Kierowca TIR-a zmarł podczas jazdy

W piątek 28 stycznia na autostradzie A1 w okolicach Lubojenki w gm. Mykanów, samochód ciężarowy zjechał na autostradowe pobocze, taranując barierki. Do zdarzenia doszło po godz. 17:00. Z relacji wezwanych na miejsce strażaków z OSP Mykanów wiadomo, że 67-letni mężczyzna, mimo reanimacji, zmarł.

Na razie śledczy ustalają szczegółowy przebieg zdarzenia. Szczątkowych informacji w tej sprawie udzielił oficer dyżurny Komendy Miejskiej Policji w Częstochowie:

Najprawdopodobniej (bo jeszcze nie ma informacji sekcyjnych po wszystkich badaniach) – umarł z przyczyn naturalnych.
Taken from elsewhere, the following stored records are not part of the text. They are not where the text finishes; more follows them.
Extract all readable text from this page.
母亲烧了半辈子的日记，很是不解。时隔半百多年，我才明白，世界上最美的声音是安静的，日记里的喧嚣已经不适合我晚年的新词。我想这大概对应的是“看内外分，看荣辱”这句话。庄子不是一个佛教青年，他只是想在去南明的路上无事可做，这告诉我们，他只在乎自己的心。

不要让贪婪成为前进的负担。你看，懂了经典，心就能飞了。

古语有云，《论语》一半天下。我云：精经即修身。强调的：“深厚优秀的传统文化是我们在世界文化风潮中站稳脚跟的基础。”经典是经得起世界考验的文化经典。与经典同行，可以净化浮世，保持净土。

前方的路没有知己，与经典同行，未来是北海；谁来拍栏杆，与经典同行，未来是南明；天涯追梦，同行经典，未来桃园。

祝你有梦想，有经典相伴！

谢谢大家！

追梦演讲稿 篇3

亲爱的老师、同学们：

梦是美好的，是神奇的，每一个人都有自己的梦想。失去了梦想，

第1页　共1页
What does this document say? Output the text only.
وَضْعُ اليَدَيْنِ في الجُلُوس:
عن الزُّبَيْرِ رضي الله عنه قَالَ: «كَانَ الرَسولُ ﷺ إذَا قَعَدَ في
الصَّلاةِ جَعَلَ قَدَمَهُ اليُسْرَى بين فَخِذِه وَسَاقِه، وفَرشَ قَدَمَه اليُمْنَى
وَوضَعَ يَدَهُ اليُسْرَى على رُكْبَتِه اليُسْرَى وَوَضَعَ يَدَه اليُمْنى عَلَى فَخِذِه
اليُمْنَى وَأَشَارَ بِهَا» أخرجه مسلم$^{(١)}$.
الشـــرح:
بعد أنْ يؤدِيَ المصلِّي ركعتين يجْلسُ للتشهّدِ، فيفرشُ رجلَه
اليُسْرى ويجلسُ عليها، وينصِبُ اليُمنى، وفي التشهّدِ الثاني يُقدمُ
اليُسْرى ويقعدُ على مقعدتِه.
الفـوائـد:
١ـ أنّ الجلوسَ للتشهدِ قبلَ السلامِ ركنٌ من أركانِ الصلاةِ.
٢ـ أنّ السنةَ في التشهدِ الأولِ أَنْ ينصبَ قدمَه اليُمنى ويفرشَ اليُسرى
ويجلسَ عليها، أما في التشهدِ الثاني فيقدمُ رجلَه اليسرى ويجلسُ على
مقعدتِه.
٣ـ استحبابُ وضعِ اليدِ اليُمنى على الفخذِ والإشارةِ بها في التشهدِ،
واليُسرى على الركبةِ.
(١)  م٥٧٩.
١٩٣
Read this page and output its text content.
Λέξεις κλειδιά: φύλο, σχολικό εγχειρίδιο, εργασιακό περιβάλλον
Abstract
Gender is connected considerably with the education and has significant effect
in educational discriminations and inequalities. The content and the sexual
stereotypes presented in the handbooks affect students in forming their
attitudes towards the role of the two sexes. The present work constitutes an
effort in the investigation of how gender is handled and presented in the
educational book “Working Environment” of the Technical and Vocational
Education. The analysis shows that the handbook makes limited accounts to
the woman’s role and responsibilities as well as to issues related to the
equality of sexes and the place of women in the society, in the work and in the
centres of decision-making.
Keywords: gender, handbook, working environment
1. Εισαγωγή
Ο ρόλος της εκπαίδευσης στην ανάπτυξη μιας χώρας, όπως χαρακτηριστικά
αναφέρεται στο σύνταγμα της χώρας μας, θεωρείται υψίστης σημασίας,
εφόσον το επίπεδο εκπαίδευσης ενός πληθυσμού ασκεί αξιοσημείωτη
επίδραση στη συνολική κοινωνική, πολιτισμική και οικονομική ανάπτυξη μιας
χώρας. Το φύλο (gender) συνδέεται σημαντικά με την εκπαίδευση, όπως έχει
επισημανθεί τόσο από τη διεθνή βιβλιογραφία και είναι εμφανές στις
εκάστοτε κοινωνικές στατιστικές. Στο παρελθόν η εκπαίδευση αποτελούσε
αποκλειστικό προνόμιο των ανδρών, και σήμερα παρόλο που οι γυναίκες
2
Nie było tam żadnych przyczyn zewnętrznych. Nikt inny nie ucierpiał, samochód zresztą też nie został mocno dotknięty tym zdarzeniem. Nawet nie była zablokowana trasa, także pomimo całego tragizmu sytuacji i tego jak się zakończyła, inni uczestnicy ruchu drogowego nie odnieśli z tego powodu żadnego uszczerbku.

Na chwilę obecną dokładne przyczyny śmierci nie są znane. Wiadomo tylko, że kierowca mimo zasłabnięcia zachował się bardzo przytomnie i odpowiedzialnie, wyhamowując samochód na poboczu, dzięki czemu mnie doszło do większej tragedii.